Curatori dell’iniziativa sono il critico Francesco Bonami e il giornalista Markus Ebner: una strana coppia arte moda – Ebner è l’inventore di Achtung Mode e di Sepp Football Fashion, verosimilmente la sola rivista di moda dedicata al calcio; Bonami ha diretto la Biennale di Venezia nel 2003 e non ha bisogno di ulteriori presentazioni – unita dall’acume sarcastico e dall’imprevedibilità del punto di vista. Scambiando competenze e visioni, Bonami ed Ebner hanno disegnato un progetto immateriale che è un turbinio di immagini e di suoni, senza che un solo oggetto fisico sia visibile, perché, dice il critico: «Gli oggetti di moda in mostra sono inerti, muti. Oggi assistiamo a un collasso totale del linguaggio verbale: si parla quasi solo per immagini, ed era giusto che Fanatic Feelings funzionasse al solo livello visivo e sensoriale». In mostra sono esposte foto di icone calcistiche di ieri e di oggi come Kaka, Edison Cavani, Jérome Boateng, ma anche i disegni di Karl Lagerfeld e di Hiroshi Tanabe che li ritraggono.

Sara proiettato A 21st century portrait, il film-documentario su Zinedine Zidane realizzato da Douglas Gordon e Philippe Parreno, e analizzate le figure di calciatori attenti al proprio apparire quali George Best, Eric Cantona o Gigi Meroni. Una sezione Street Style vede protagonisti David Beckham, Neymar, Franck Ribery e le star del football paparazzate nella quotidianità che le rende influencer perché per Bonami «quello che una volta era considerato tamarro oggi è modello di riferimento». I cori da stadio faranno da paesaggio sonoro, insieme agli applausi da sfilata. A corollario di tutto, una project room dedicata ai 120 anni della Figc - Federazione italiana giuoco calcio - e un Fanatic Bar aperto e funzionante, con tanto di gagliardetti delle squadre di calcio e fotografie dei campioni alle pareti. «Le similitudini tra calcio e moda sono innumerevoli, a partire dall’economia fiorente che mettono in moto – dice Markus Ebner –. Un tifoso del Napoli segue la propria squadra come un fan di Balenciaga si ossessiona per le sneaker. Giocatori e allenatori vanno e vengono di continuo, come i direttori creativi. Portare Hedi Slimane da Céline è come chiamare Pep Guardiola. I calciatori sono la nuova Hollywood, che non sta sullo schermo ma nello stadio, fisicamente coinvolta e presente. Sono moderni gladiatori».

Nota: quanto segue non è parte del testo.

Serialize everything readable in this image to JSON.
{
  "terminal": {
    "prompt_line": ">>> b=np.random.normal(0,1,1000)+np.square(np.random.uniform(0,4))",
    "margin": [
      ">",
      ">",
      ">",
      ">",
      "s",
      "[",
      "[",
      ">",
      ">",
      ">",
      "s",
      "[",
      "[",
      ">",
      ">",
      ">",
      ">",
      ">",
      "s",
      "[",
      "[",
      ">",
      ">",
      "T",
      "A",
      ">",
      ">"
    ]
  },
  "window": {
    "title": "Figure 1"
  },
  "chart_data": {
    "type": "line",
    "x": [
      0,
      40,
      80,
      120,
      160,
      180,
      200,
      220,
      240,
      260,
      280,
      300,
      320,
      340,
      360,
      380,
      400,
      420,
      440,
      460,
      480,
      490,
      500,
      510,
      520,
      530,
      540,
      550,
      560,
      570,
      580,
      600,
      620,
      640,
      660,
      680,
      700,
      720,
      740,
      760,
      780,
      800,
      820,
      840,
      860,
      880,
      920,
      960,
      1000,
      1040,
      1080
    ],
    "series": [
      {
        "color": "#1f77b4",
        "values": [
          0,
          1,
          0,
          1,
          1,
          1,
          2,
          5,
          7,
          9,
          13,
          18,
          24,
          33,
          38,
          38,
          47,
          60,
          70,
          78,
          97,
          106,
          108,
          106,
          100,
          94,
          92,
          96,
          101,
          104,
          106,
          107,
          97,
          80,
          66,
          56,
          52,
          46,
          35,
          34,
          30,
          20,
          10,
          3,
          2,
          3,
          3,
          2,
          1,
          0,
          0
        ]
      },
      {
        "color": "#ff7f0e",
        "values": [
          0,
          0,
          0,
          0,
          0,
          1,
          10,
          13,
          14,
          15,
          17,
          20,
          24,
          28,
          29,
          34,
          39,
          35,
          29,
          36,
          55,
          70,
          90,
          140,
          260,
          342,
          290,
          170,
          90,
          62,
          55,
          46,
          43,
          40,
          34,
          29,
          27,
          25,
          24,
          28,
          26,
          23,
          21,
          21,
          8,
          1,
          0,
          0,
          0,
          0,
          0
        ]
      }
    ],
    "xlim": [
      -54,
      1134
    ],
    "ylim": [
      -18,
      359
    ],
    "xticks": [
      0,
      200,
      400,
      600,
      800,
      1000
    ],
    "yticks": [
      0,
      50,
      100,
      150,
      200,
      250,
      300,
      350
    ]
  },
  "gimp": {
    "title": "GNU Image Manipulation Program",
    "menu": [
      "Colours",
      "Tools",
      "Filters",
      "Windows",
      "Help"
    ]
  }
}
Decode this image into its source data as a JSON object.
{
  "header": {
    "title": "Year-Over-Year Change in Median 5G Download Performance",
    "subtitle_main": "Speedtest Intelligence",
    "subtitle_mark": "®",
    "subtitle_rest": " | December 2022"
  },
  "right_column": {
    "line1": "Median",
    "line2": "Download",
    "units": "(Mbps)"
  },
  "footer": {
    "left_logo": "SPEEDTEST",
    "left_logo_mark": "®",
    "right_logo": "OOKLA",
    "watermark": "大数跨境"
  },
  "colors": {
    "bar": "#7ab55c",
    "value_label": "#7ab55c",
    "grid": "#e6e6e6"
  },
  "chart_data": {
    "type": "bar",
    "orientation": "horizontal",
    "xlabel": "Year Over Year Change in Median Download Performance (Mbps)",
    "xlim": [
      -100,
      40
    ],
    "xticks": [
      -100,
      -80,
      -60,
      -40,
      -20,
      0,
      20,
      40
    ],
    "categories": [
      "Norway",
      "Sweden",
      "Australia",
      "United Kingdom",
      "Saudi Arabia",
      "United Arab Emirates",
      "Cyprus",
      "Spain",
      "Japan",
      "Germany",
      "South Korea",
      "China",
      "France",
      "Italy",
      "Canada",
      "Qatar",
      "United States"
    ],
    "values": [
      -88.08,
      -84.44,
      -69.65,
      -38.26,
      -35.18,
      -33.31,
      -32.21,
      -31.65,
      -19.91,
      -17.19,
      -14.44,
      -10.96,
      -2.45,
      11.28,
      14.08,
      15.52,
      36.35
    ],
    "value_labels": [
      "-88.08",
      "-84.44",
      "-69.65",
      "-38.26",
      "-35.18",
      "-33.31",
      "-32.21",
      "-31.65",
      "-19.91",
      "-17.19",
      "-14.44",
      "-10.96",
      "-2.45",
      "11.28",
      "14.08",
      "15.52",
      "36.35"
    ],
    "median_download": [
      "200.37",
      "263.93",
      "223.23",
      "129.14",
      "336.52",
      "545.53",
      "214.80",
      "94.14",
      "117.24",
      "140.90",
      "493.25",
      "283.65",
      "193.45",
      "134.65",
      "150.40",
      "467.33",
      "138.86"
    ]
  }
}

Fan Moscow by Alexey Kiselev

«La moda e il calcio si uniscono inoltre nel rifiuto della stagionalità: un tempo c’erano campionati e collezioni – aggiunge Bonami – oggi le informazioni e gli eventi sono sparati nell’etere a getto continuo». La spinta iniziale dell’operazione Fanatic Feelings è nata dalla registrazione del mélange estetico attualmente in corso tra moda e calcio, anche se è forse l’aspetto meno sorprendente di tutto il progetto. Il fenomeno progressivo di sportivizzazione dello scibile vestimentario è cosa nota. I jersey da football sotto l’abito, come le sciarpe da tifoso con il logo, sono oggetti del nuovo desiderio fashion, certo, ma parlano di moda che guarda alla strada, non solo di calcio. È il sottotesto immateriale che lega indissolubilmente i due mondi a significare davvero.

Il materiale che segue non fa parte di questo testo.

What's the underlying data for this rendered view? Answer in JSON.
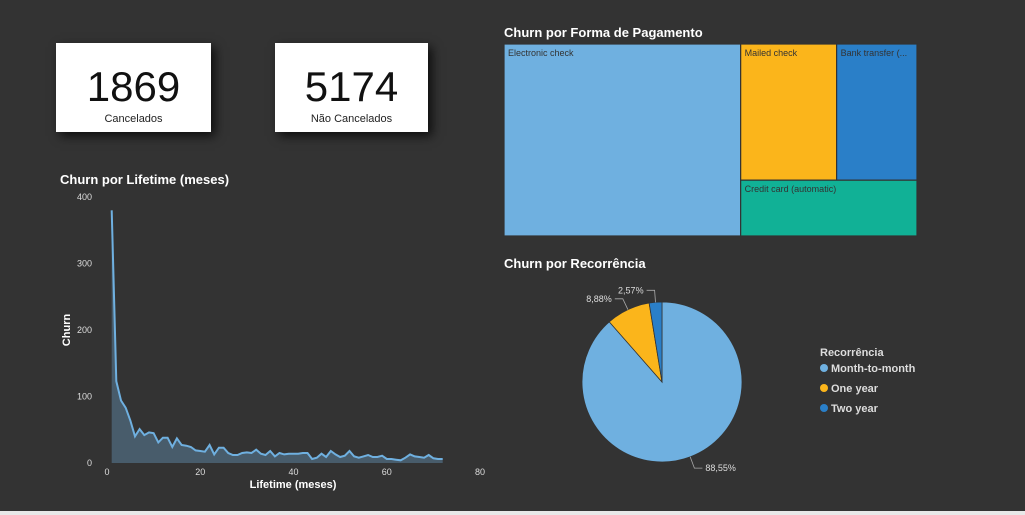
{
  "kpis": {
    "cancelled": {
      "value": "1869",
      "label": "Cancelados"
    },
    "not_cancelled": {
      "value": "5174",
      "label": "Não Cancelados"
    }
  },
  "chart_data": [
    {
      "type": "area",
      "title": "Churn por Lifetime (meses)",
      "xlabel": "Lifetime (meses)",
      "ylabel": "Churn",
      "xlim": [
        0,
        80
      ],
      "ylim": [
        0,
        400
      ],
      "xticks": [
        0,
        20,
        40,
        60,
        80
      ],
      "yticks": [
        0,
        100,
        200,
        300,
        400
      ],
      "grid": false,
      "color": "#6fb0e0",
      "x": [
        1,
        2,
        3,
        4,
        5,
        6,
        7,
        8,
        9,
        10,
        11,
        12,
        13,
        14,
        15,
        16,
        17,
        18,
        19,
        20,
        21,
        22,
        23,
        24,
        25,
        26,
        27,
        28,
        29,
        30,
        31,
        32,
        33,
        34,
        35,
        36,
        37,
        38,
        39,
        40,
        41,
        42,
        43,
        44,
        45,
        46,
        47,
        48,
        49,
        50,
        51,
        52,
        53,
        54,
        55,
        56,
        57,
        58,
        59,
        60,
        61,
        62,
        63,
        64,
        65,
        66,
        67,
        68,
        69,
        70,
        71,
        72
      ],
      "y": [
        380,
        123,
        94,
        83,
        64,
        40,
        51,
        42,
        46,
        45,
        31,
        38,
        38,
        24,
        37,
        27,
        26,
        24,
        19,
        18,
        17,
        27,
        13,
        23,
        23,
        15,
        12,
        12,
        15,
        16,
        15,
        20,
        14,
        12,
        18,
        10,
        15,
        13,
        14,
        14,
        14,
        15,
        15,
        6,
        8,
        14,
        9,
        18,
        13,
        9,
        11,
        18,
        10,
        8,
        10,
        12,
        9,
        9,
        11,
        6,
        6,
        5,
        4,
        8,
        13,
        10,
        9,
        8,
        12,
        7,
        6,
        6
      ]
    },
    {
      "type": "treemap",
      "title": "Churn por Forma de Pagamento",
      "categories": [
        "Electronic check",
        "Mailed check",
        "Bank transfer (...",
        "Credit card (automatic)"
      ],
      "values": [
        1071,
        308,
        258,
        232
      ],
      "colors": [
        "#6fb0e0",
        "#fbb51b",
        "#2a7fc8",
        "#11b196"
      ]
    },
    {
      "type": "pie",
      "title": "Churn por Recorrência",
      "legend_title": "Recorrência",
      "legend_position": "right",
      "categories": [
        "Month-to-month",
        "One year",
        "Two year"
      ],
      "values": [
        88.55,
        8.88,
        2.57
      ],
      "labels": [
        "88,55%",
        "8,88%",
        "2,57%"
      ],
      "colors": [
        "#6fb0e0",
        "#fbb51b",
        "#2a7fc8"
      ]
    }
  ]
}
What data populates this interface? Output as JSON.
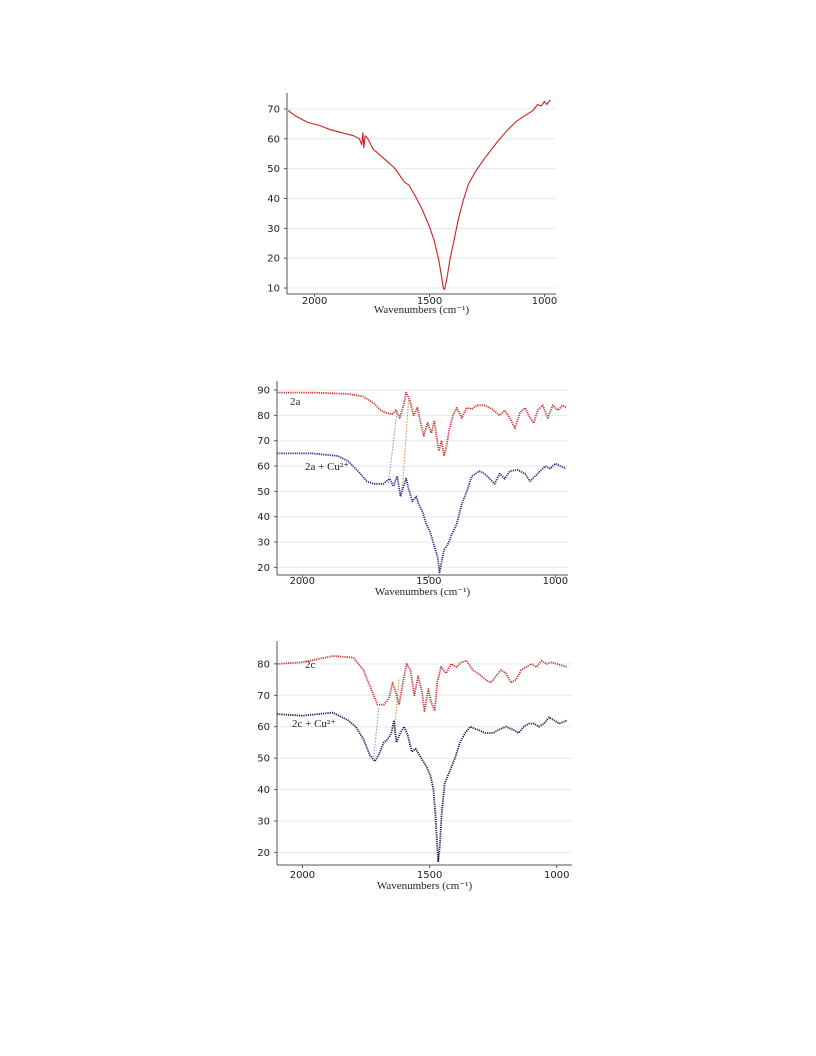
{
  "chart_data": [
    {
      "type": "line",
      "xlabel": "Wavenumbers (cm⁻¹)",
      "ylabel": "",
      "xlim": [
        2120,
        950
      ],
      "ylim": [
        8,
        74
      ],
      "xticks": [
        2000,
        1500,
        1000
      ],
      "yticks": [
        10,
        20,
        30,
        40,
        50,
        60,
        70
      ],
      "grid": true,
      "series": [
        {
          "color": "#cc2222",
          "points": [
            [
              2115,
              69.5
            ],
            [
              2080,
              67.5
            ],
            [
              2030,
              65.5
            ],
            [
              1980,
              64.5
            ],
            [
              1930,
              63
            ],
            [
              1880,
              62
            ],
            [
              1830,
              61
            ],
            [
              1805,
              60
            ],
            [
              1795,
              58
            ],
            [
              1790,
              62
            ],
            [
              1786,
              57
            ],
            [
              1780,
              61
            ],
            [
              1768,
              60
            ],
            [
              1745,
              56.5
            ],
            [
              1715,
              54.5
            ],
            [
              1685,
              52.5
            ],
            [
              1650,
              50
            ],
            [
              1610,
              45.5
            ],
            [
              1590,
              44.5
            ],
            [
              1560,
              40.5
            ],
            [
              1530,
              36
            ],
            [
              1500,
              30.5
            ],
            [
              1480,
              26
            ],
            [
              1460,
              19.5
            ],
            [
              1448,
              14
            ],
            [
              1440,
              10
            ],
            [
              1435,
              9.5
            ],
            [
              1425,
              13
            ],
            [
              1410,
              20
            ],
            [
              1395,
              25.5
            ],
            [
              1375,
              33
            ],
            [
              1355,
              39
            ],
            [
              1330,
              45
            ],
            [
              1300,
              49
            ],
            [
              1265,
              53
            ],
            [
              1235,
              56
            ],
            [
              1200,
              59.5
            ],
            [
              1160,
              63
            ],
            [
              1120,
              66
            ],
            [
              1080,
              68
            ],
            [
              1050,
              69.5
            ],
            [
              1030,
              71.5
            ],
            [
              1015,
              71
            ],
            [
              1000,
              72.5
            ],
            [
              990,
              71.5
            ],
            [
              975,
              73
            ]
          ]
        }
      ]
    },
    {
      "type": "line",
      "xlabel": "Wavenumbers (cm⁻¹)",
      "ylabel": "",
      "xlim": [
        2100,
        950
      ],
      "ylim": [
        17,
        92
      ],
      "xticks": [
        2000,
        1500,
        1000
      ],
      "yticks": [
        20,
        30,
        40,
        50,
        60,
        70,
        80,
        90
      ],
      "grid": true,
      "series": [
        {
          "name": "2a",
          "color": "#cc3333",
          "points": [
            [
              2100,
              89
            ],
            [
              1960,
              89
            ],
            [
              1820,
              88.5
            ],
            [
              1760,
              87.5
            ],
            [
              1720,
              85
            ],
            [
              1690,
              82
            ],
            [
              1670,
              81
            ],
            [
              1645,
              80.5
            ],
            [
              1630,
              82
            ],
            [
              1615,
              79
            ],
            [
              1600,
              84
            ],
            [
              1590,
              89
            ],
            [
              1575,
              86
            ],
            [
              1560,
              80
            ],
            [
              1545,
              83
            ],
            [
              1530,
              76
            ],
            [
              1520,
              72
            ],
            [
              1505,
              77
            ],
            [
              1490,
              73
            ],
            [
              1478,
              78
            ],
            [
              1470,
              72
            ],
            [
              1460,
              66
            ],
            [
              1450,
              70
            ],
            [
              1440,
              64
            ],
            [
              1430,
              68
            ],
            [
              1420,
              74
            ],
            [
              1405,
              80
            ],
            [
              1390,
              83
            ],
            [
              1370,
              79
            ],
            [
              1350,
              83
            ],
            [
              1330,
              82.5
            ],
            [
              1310,
              84
            ],
            [
              1280,
              84
            ],
            [
              1250,
              82.5
            ],
            [
              1220,
              80
            ],
            [
              1200,
              82
            ],
            [
              1180,
              79
            ],
            [
              1160,
              75
            ],
            [
              1140,
              81
            ],
            [
              1120,
              83
            ],
            [
              1100,
              79
            ],
            [
              1085,
              77
            ],
            [
              1070,
              82
            ],
            [
              1050,
              84
            ],
            [
              1030,
              79
            ],
            [
              1010,
              84
            ],
            [
              990,
              82
            ],
            [
              970,
              84
            ],
            [
              955,
              83
            ]
          ]
        },
        {
          "name": "2a + Cu²⁺",
          "color": "#2a2a80",
          "points": [
            [
              2100,
              65
            ],
            [
              1960,
              65
            ],
            [
              1860,
              64
            ],
            [
              1820,
              62
            ],
            [
              1780,
              58
            ],
            [
              1745,
              54
            ],
            [
              1720,
              53
            ],
            [
              1680,
              53
            ],
            [
              1655,
              55
            ],
            [
              1640,
              52
            ],
            [
              1625,
              56
            ],
            [
              1612,
              48
            ],
            [
              1600,
              52
            ],
            [
              1590,
              55
            ],
            [
              1580,
              51
            ],
            [
              1565,
              46
            ],
            [
              1550,
              48
            ],
            [
              1540,
              45
            ],
            [
              1525,
              42
            ],
            [
              1510,
              37
            ],
            [
              1495,
              34
            ],
            [
              1480,
              29
            ],
            [
              1465,
              24
            ],
            [
              1458,
              18
            ],
            [
              1450,
              22
            ],
            [
              1440,
              27
            ],
            [
              1425,
              29
            ],
            [
              1410,
              33
            ],
            [
              1390,
              37
            ],
            [
              1370,
              45
            ],
            [
              1350,
              50
            ],
            [
              1330,
              56
            ],
            [
              1300,
              58
            ],
            [
              1280,
              57
            ],
            [
              1260,
              55
            ],
            [
              1240,
              53
            ],
            [
              1220,
              57
            ],
            [
              1200,
              55
            ],
            [
              1180,
              58
            ],
            [
              1150,
              58.5
            ],
            [
              1120,
              57
            ],
            [
              1100,
              54
            ],
            [
              1080,
              56
            ],
            [
              1060,
              58
            ],
            [
              1040,
              60
            ],
            [
              1020,
              59
            ],
            [
              1000,
              61
            ],
            [
              980,
              60
            ],
            [
              958,
              59
            ]
          ]
        }
      ],
      "annotations": [
        "2a",
        "2a + Cu²⁺"
      ]
    },
    {
      "type": "line",
      "xlabel": "Wavenumbers (cm⁻¹)",
      "ylabel": "",
      "xlim": [
        2100,
        940
      ],
      "ylim": [
        16,
        86
      ],
      "xticks": [
        2000,
        1500,
        1000
      ],
      "yticks": [
        20,
        30,
        40,
        50,
        60,
        70,
        80
      ],
      "grid": true,
      "series": [
        {
          "name": "2c",
          "color": "#cc3333",
          "points": [
            [
              2100,
              80
            ],
            [
              2000,
              80.5
            ],
            [
              1880,
              82.5
            ],
            [
              1800,
              82
            ],
            [
              1760,
              78
            ],
            [
              1730,
              72
            ],
            [
              1705,
              67
            ],
            [
              1680,
              67
            ],
            [
              1660,
              69
            ],
            [
              1645,
              74
            ],
            [
              1630,
              70
            ],
            [
              1620,
              67
            ],
            [
              1605,
              74
            ],
            [
              1590,
              80
            ],
            [
              1575,
              78
            ],
            [
              1560,
              70
            ],
            [
              1545,
              76
            ],
            [
              1530,
              71
            ],
            [
              1520,
              65
            ],
            [
              1505,
              72
            ],
            [
              1495,
              68
            ],
            [
              1480,
              65
            ],
            [
              1470,
              74
            ],
            [
              1455,
              79
            ],
            [
              1435,
              77
            ],
            [
              1415,
              80
            ],
            [
              1395,
              79
            ],
            [
              1375,
              80.5
            ],
            [
              1355,
              81
            ],
            [
              1330,
              78
            ],
            [
              1310,
              77
            ],
            [
              1280,
              75
            ],
            [
              1260,
              74
            ],
            [
              1240,
              76
            ],
            [
              1220,
              78
            ],
            [
              1200,
              77
            ],
            [
              1180,
              74
            ],
            [
              1160,
              75
            ],
            [
              1140,
              78
            ],
            [
              1120,
              79
            ],
            [
              1100,
              80
            ],
            [
              1080,
              79
            ],
            [
              1060,
              81
            ],
            [
              1040,
              80
            ],
            [
              1020,
              80.5
            ],
            [
              1000,
              80
            ],
            [
              960,
              79
            ]
          ]
        },
        {
          "name": "2c + Cu²⁺",
          "color": "#1a1a50",
          "points": [
            [
              2100,
              64
            ],
            [
              2000,
              63.5
            ],
            [
              1880,
              64.5
            ],
            [
              1820,
              62
            ],
            [
              1790,
              60
            ],
            [
              1760,
              56
            ],
            [
              1735,
              51
            ],
            [
              1715,
              49
            ],
            [
              1700,
              51
            ],
            [
              1680,
              55
            ],
            [
              1665,
              56
            ],
            [
              1650,
              58
            ],
            [
              1640,
              62
            ],
            [
              1630,
              55
            ],
            [
              1615,
              58
            ],
            [
              1600,
              60
            ],
            [
              1585,
              57
            ],
            [
              1570,
              52
            ],
            [
              1555,
              53
            ],
            [
              1540,
              51
            ],
            [
              1525,
              49
            ],
            [
              1510,
              47
            ],
            [
              1495,
              44
            ],
            [
              1485,
              40
            ],
            [
              1478,
              33
            ],
            [
              1472,
              25
            ],
            [
              1466,
              17
            ],
            [
              1460,
              22
            ],
            [
              1452,
              33
            ],
            [
              1440,
              42
            ],
            [
              1420,
              46
            ],
            [
              1400,
              50
            ],
            [
              1380,
              55
            ],
            [
              1360,
              58
            ],
            [
              1340,
              60
            ],
            [
              1310,
              59
            ],
            [
              1280,
              58
            ],
            [
              1250,
              58
            ],
            [
              1230,
              59
            ],
            [
              1200,
              60
            ],
            [
              1170,
              59
            ],
            [
              1150,
              58
            ],
            [
              1130,
              60
            ],
            [
              1110,
              61
            ],
            [
              1090,
              61
            ],
            [
              1070,
              60
            ],
            [
              1050,
              61
            ],
            [
              1030,
              63
            ],
            [
              1010,
              62
            ],
            [
              990,
              61
            ],
            [
              960,
              62
            ]
          ]
        }
      ],
      "annotations": [
        "2c",
        "2c + Cu²⁺"
      ]
    }
  ]
}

«Ci interessano gli aspetti rituali e feticisti che creano immagini e fenomeni estetici, la coreografia del fanatismo – conclude Bonami –. Il calciatore è figura di riferimento perché condensa ed estremizza l’infantilismo della società contemporanea. Da che era un operaio del pallone è diventato una celebrity, giovanissima e spendacciona perché strapagata. In moda e calcio creatività e stupidaggine si mescolano in una estrema superficialità e nel gusto dell’autocelebrazione». Senza dimenticare il merchandising, cruciale per ogni aspetto del contemporaneo. La mostra gemmerà infatti una capsule di felpe e t-shirt con Yoox. Oggi va così.